Posted on Posted in feathered, South East QLD
As explored in a previous post, Getting Girls in Gondwana Part 1: Paradise Riflebird, the Gondwana Rainforests of SE QLD and north NSW are home to some amazing feathered creatures. This time around we focus on The Albert’s Lyrebird (Menura alberti). The breeding season occurs over winter, which is when Jase and I headed up to Lamington NP hoping to get a new ‘tick’ on our list.


Albert’s lyrebird is a threatened species in both QLD and NSW. Populations are restricted to rainforests and wet sclerophyll forests at altitudes >300m above sea level; where their main threats are clearing and fragmentation of habitat for agriculture, forestry and urban development.

They are a typically solitary, secretive, ground-dwelling bird and often heard but not seen.

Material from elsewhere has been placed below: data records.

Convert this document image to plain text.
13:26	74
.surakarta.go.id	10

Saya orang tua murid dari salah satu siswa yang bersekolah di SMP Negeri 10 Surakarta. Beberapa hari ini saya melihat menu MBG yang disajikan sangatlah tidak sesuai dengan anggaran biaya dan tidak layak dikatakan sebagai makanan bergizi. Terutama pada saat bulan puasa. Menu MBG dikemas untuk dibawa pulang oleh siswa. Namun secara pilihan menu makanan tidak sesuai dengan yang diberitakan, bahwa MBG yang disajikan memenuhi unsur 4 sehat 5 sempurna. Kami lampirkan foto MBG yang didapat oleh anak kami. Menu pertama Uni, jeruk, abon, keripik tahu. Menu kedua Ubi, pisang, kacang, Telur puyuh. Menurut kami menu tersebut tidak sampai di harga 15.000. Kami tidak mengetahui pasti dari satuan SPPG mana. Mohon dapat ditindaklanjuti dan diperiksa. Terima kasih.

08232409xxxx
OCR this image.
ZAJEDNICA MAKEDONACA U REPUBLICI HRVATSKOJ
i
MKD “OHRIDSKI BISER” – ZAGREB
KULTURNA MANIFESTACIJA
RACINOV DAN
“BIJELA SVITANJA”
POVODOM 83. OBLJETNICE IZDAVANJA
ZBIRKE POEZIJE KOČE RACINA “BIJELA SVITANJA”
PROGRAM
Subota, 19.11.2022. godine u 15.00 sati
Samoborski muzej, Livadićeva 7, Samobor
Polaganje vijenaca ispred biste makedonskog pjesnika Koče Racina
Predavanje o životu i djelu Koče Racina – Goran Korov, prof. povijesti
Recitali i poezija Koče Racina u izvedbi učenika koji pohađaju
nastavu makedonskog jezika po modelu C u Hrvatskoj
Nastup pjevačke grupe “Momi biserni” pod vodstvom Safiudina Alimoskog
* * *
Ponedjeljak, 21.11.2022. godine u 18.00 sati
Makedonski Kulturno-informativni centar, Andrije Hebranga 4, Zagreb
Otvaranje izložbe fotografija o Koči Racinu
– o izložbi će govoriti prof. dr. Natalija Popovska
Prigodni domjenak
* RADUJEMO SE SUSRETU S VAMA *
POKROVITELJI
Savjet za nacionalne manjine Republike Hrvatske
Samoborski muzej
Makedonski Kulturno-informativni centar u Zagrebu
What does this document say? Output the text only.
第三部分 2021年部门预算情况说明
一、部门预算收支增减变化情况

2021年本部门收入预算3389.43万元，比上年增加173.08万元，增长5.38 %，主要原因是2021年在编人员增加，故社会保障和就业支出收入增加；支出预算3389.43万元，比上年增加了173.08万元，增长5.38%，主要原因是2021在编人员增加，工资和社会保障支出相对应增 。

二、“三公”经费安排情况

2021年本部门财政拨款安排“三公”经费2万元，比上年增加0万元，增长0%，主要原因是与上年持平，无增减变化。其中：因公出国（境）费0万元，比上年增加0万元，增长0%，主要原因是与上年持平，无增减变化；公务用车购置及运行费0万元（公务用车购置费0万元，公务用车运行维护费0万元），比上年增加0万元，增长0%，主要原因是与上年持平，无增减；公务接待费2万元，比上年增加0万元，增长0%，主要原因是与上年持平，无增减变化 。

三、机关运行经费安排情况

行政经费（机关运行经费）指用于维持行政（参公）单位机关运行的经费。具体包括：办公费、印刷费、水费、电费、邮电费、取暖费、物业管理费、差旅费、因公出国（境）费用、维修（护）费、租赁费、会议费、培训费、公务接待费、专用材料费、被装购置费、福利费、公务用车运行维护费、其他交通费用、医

In June, in the middle of the breeding season we heard males calling all over the place. And what an awesome repertoire they have! These birds perform complex melodious calls that are designed to travel long distances and capture the interest of passing females. We caught this female scuttling through the bush presumably on her way to an impressive suitor.

Female Alberts Lyrebird making her way to a nearby male


The lyrebirds have got mimicry down to fine art. They build their remarkable songs by imitating all of the noises they hear around them. In this clip from Sir David Attenborough’s classic ‘Life of Birds’ listen to the closely related Superb Lyrebird (Menura novaehollandiae) imitate kookaburras, whipbirds and even chainsaws, camera shutters and car alarms! Recently Adelaide Zoo’s male lyrebird, Chook, attracted worldwide attention after learning to mimic the new sounds he heard from the nearby construction site.

After luring the female to his patch with his seductively melodious call, Albert’s Lyrebirds like the Paradise Riflebird put on an elaborate visual display for the female. He will hold his ornate tail feathers over his head and fan them gracefully, while continuing to sing songs, wowing the women with his amazing vocal abilities and fancy feathers. The ritual can last up to 20 minutes. Once the female has been successfully ‘seduced’, he’s off to impress another!

Male Alberts Lyrebird performing his elaborate mating ritual


With less than 3,500 adults remaining, populations are closely monitored via annual surveys, and the public are encouraged to report any sightings to local rangers. An information kit can be downloaded here.